垂眸,這一刻,男人終於收回了落在裡間那一對男女身上的視線,闔上的眼簾,澀苦如灼燒一般,潮溼而脹痛,直抵心底。

“我沒事……”

許久,司徒銳才吐出這三個字來。男人垂在衣袖裡的雙手,下意識的緊握成拳,任由那平整的指甲,在僵硬的掌心,掐出一道道血痕,彷彿惟有這樣,他才能阻住全身的顫抖。

但在場的每一個人,都看得出,他很不好。

“既然那個男人也沒什麼大事,我去把小夏兒叫出來……”

尉遲默不忍,自告奮勇的就要踏進裡間,去將岑立夏揪出來。

“不要去……”

司徒銳卻在他擡腳的一瞬間,幾乎迫切般的脫口而出。

“爲什麼?”

尉遲默不解的問道。就連他都能夠看出,面前這個男人,眼睜睜的看着小夏兒對那個赫連煊那樣擔心,是多麼的難受,他爲什麼還要阻止自己去將小夏兒拉回來呢?難道就任由那個西秦國國君將小夏兒這麼搶去嗎?

他第一個就不答應。

“他現在需要人照顧……”

嗓音暗啞,司徒銳眼眸闔上,逼近瞳底的一切酸澀之意,然後,纔有緩緩睜開,開口道:

“我想……夏兒更希望留在那裡,等他醒來……”

司徒銳不知道,這一番話從怎樣從他的脣齒間,擠出來的,那鯁在喉嚨裡的每一個字眼,莫不像是粗糲的沙礫一樣,狠狠磨在他的血肉裡,任鮮血淋漓,千瘡百孔,卻完全沒有救治的方法。

承認這樣的事實,比他想象的還要艱難,還要痛苦。

但這是無能爲力的。

是呀,這個世上,很多事情,是你無論付出怎樣的心意,付出怎樣的努力,終究也只能換得這“無能爲力”四個字。

多麼殘忍。

尉遲默還想說什麼,一旁的尉遲明翊向着他搖了搖頭,示意他不要再在這個時候摻和了。

畢竟,這終究是岑立夏、赫連煊,還有司徒銳三個人之間的事情,最終也只能由他們自己解決。

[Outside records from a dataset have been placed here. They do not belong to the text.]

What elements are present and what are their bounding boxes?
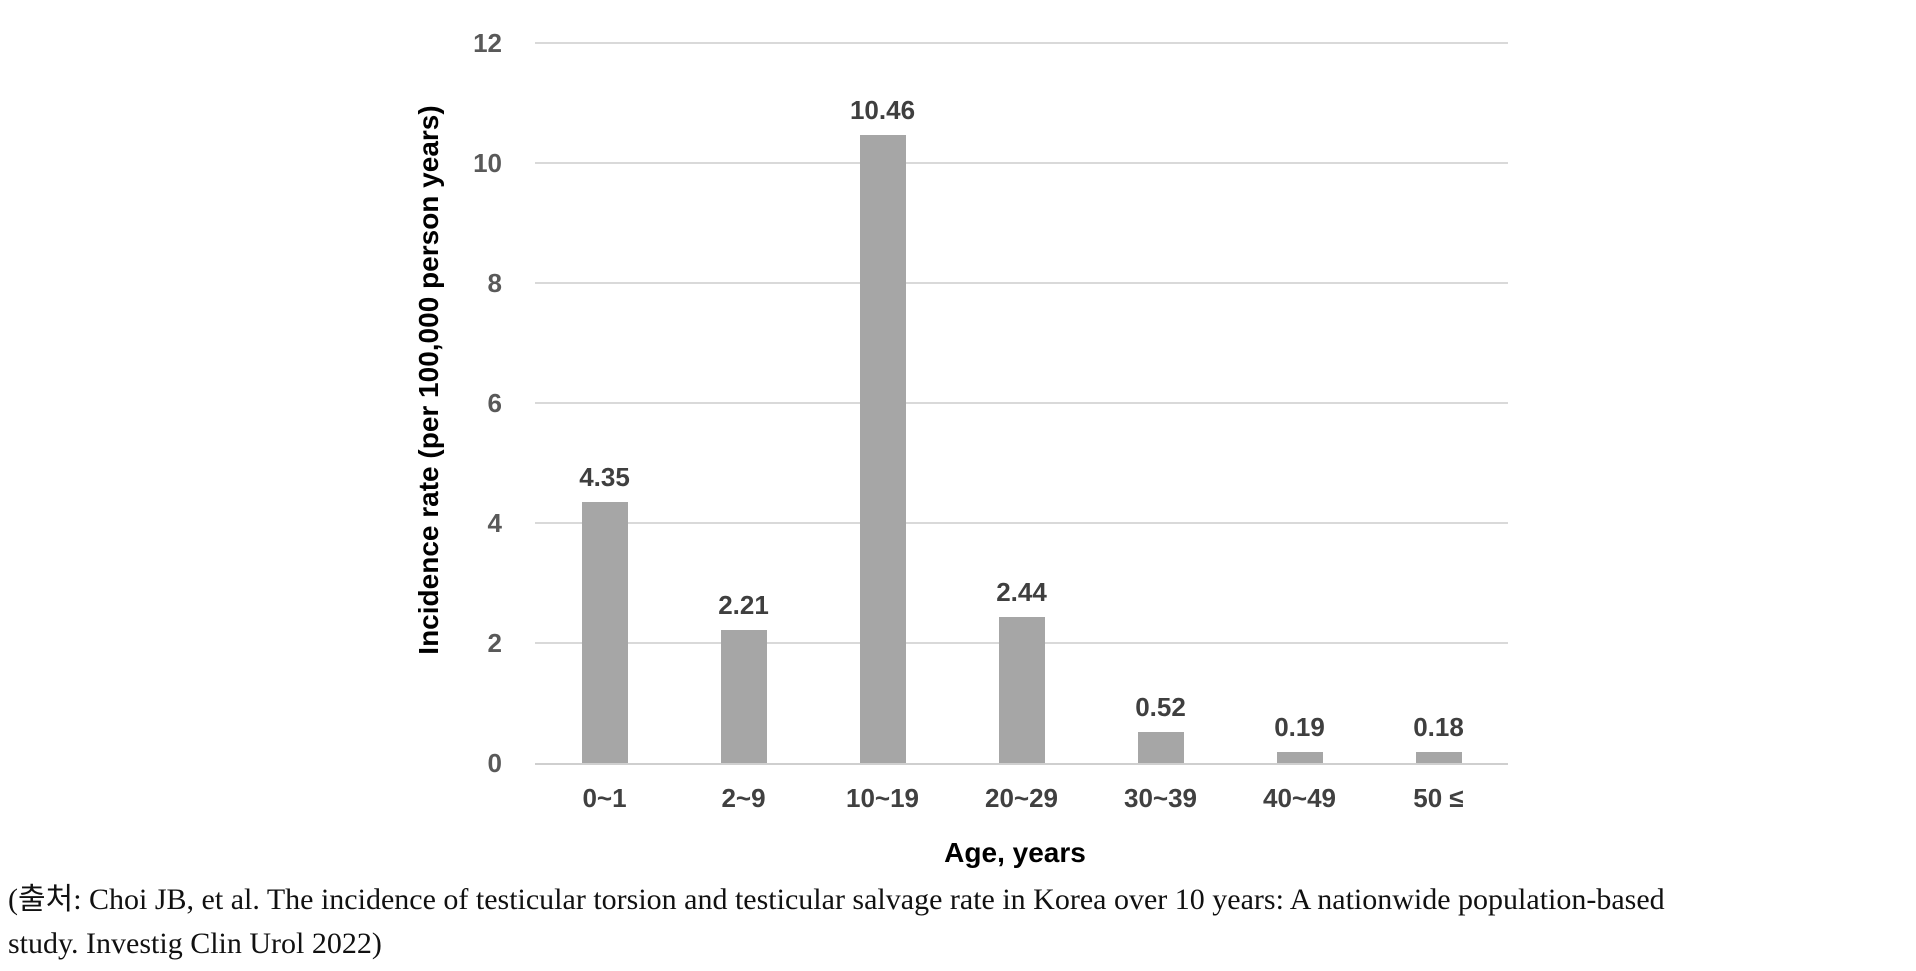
bar-0~1 [581, 502, 628, 763]
y-tick-label: 2 [487, 628, 502, 658]
y-tick-label: 8 [487, 268, 502, 298]
bar-value-label: 2.21 [718, 590, 769, 621]
bar-value-label: 0.52 [1135, 691, 1186, 722]
source-caption-line: (출처: Choi JB, et al. The incidence of te… [8, 883, 1665, 916]
y-tick-label: 12 [473, 28, 502, 58]
bar-value-label: 10.46 [849, 95, 916, 126]
y-tick-label: 4 [487, 508, 502, 538]
y-tick-label: 10 [473, 148, 502, 178]
bar-value-label: 4.35 [579, 462, 630, 492]
gridline-6 [535, 402, 1508, 404]
gridline-12 [535, 42, 1508, 44]
x-tick-label: 30~39 [1123, 783, 1198, 813]
x-tick-labels: 0~1 2~9 10~19 20~29 30~39 40~49 50 ≤ [535, 785, 1508, 815]
y-tick-labels: 0 2 4 6 8 10 12 [440, 30, 502, 776]
y-tick-label: 6 [487, 388, 502, 418]
bar-20~29 [998, 616, 1045, 763]
bar-10~19 [859, 135, 906, 763]
source-caption-line: study. Investig Clin Urol 2022) [8, 927, 382, 960]
bar-2~9 [720, 630, 767, 763]
x-tick-label: 50 ≤ [1413, 783, 1464, 813]
x-tick-label: 20~29 [984, 783, 1059, 813]
y-tick-label: 0 [487, 748, 502, 778]
source-caption: (출처: Choi JB, et al. The incidence of te… [8, 878, 1908, 966]
bar-50 ≤ [1415, 752, 1462, 763]
plot-area: 4.35 2.21 10.46 2.44 0.52 0.19 0.18 [535, 42, 1508, 765]
bar-value-label: 0.18 [1413, 712, 1464, 743]
x-tick-label: 0~1 [582, 783, 627, 813]
x-tick-label: 10~19 [845, 783, 920, 813]
x-tick-label: 40~49 [1262, 783, 1337, 813]
gridline-10 [535, 162, 1508, 164]
bar-40~49 [1276, 751, 1323, 763]
gridline-4 [535, 522, 1508, 524]
x-tick-label: 2~9 [721, 783, 766, 813]
bar-value-label: 0.19 [1274, 711, 1325, 742]
bar-30~39 [1137, 731, 1184, 763]
bar-value-label: 2.44 [996, 576, 1047, 607]
x-axis-title: Age, years [944, 837, 1086, 868]
gridline-8 [535, 282, 1508, 284]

而他,身爲他們的朋友,也最終也只能以朋友的身份和位置,尊重他們一切的決定。

“我們出去吧……”

司徒銳啞聲開口道。緩緩將目光,從裡間的兩個人身上移開,然後,擡起重若千斤的腳步,一步一步的向着門外走去。

他沒有回頭,因爲連他自己都不知道,若他在這一剎那回了頭,他是否還有勇氣,還有力氣,走出去。

方纔的五個字,他已經用盡了全部的心力。

屋外,火紅的日頭,以漸漸西移,失卻了正午之時的熱氣,已近黃昏的三月天,猶帶着些料峭的春意,涼意滲人,幽幽的徹骨入肺,叫人一片冰冷。

司徒銳站在原地,再也挪不動半步。